Free Zilker and ALL Austin parks from privatization.

Members of Deep Holly Advocates and East Austin stakeholders reached out to Free Zilker a few months ago asking for support. We felt we had to assist them because their cause mirrors our own: to stop moneyed interests that undermine the public trust to carve up Austin parks for their own uses.

Please sign their petition! https://www.change.org/p/save-nash-hernandez-chicano-park

At issue is a former City Council member’s proposal, which ignored the Edward Rendon Sr. Park Master Vision Plan that neighborhood stakeholders had spent years crafting, that had gained final approval, and, finally, funding! The new proposal is to use the Nash Hernandez Building (NHB) for an “Inter-generational Resource & Activity Center” (IRAC), using the $ 3.3 million of taxpayer funds promised for the original Master Plan for NHB rehabilitation. Sources say it will cost as much as $11 million and possibly much more. This is a pilot project that would study the interactions of senior citizens and youth registered in the program.

This proposal halted the implementation of the Master Plan for the park, for which the community had long fought.
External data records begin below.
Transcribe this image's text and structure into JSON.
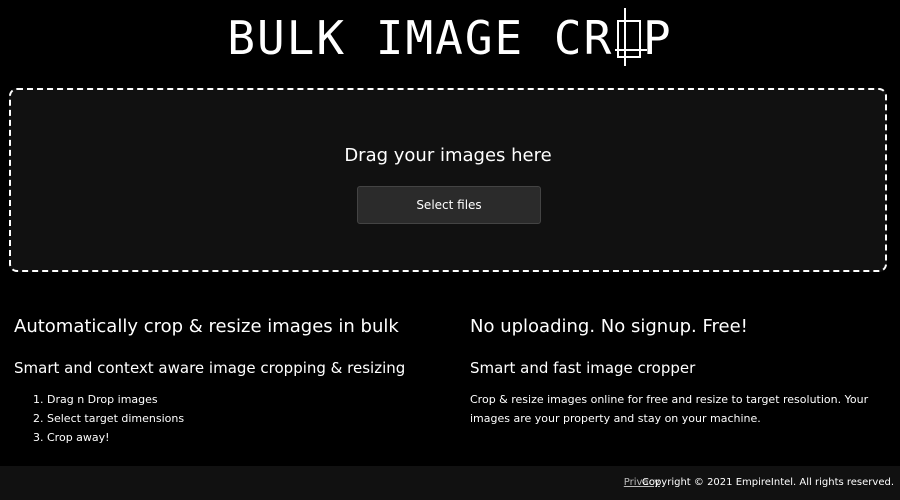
{
  "header": {
    "logo_part1": "BULK IMAGE CR",
    "logo_o": "O",
    "logo_part2": "P"
  },
  "dropzone": {
    "prompt": "Drag your images here",
    "select_button_label": "Select files"
  },
  "features": {
    "left": {
      "heading": "Automatically crop & resize images in bulk",
      "subheading": "Smart and context aware image cropping & resizing",
      "steps": [
        "Drag n Drop images",
        "Select target dimensions",
        "Crop away!"
      ]
    },
    "right": {
      "heading": "No uploading. No signup. Free!",
      "subheading": "Smart and fast image cropper",
      "description": "Crop & resize images online for free and resize to target resolution. Your images are your property and stay on your machine."
    }
  },
  "footer": {
    "privacy_link": "Privacy",
    "copyright": "Copyright © 2021 EmpireIntel. All rights reserved."
  },
  "colors": {
    "background": "#000000",
    "dropzone_bg": "#111111",
    "button_bg": "#2b2b2b",
    "text": "#ffffff"
  }
}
The Master Plan had designated the NHB to be community space and PARD office space.

For the past two months, we (Deep Holly Advocates, East Town Lake Citizens Neighborhood Association, Rewild ATX and Free Zilker) have been meeting with City Council staff and members of boards and commissions to try to gain support for moving forward with the Master Plan. Although there seems to be only three individuals pulling for the IRAC (a former City Council member and his wife, who are on the BoD of the IRAC, and LBJ School of Public Affairs Professor Jacqueline Angel), we are struggling through dozens of meetings and bureaucracy to try to get the Master Plan back on track.

We have finally gotten a meeting with District 3 (Chicano Park) representative José Velásquez, making it our most important meeting to date. It is scheduled for April, and we hope will have more reason to have good news after that.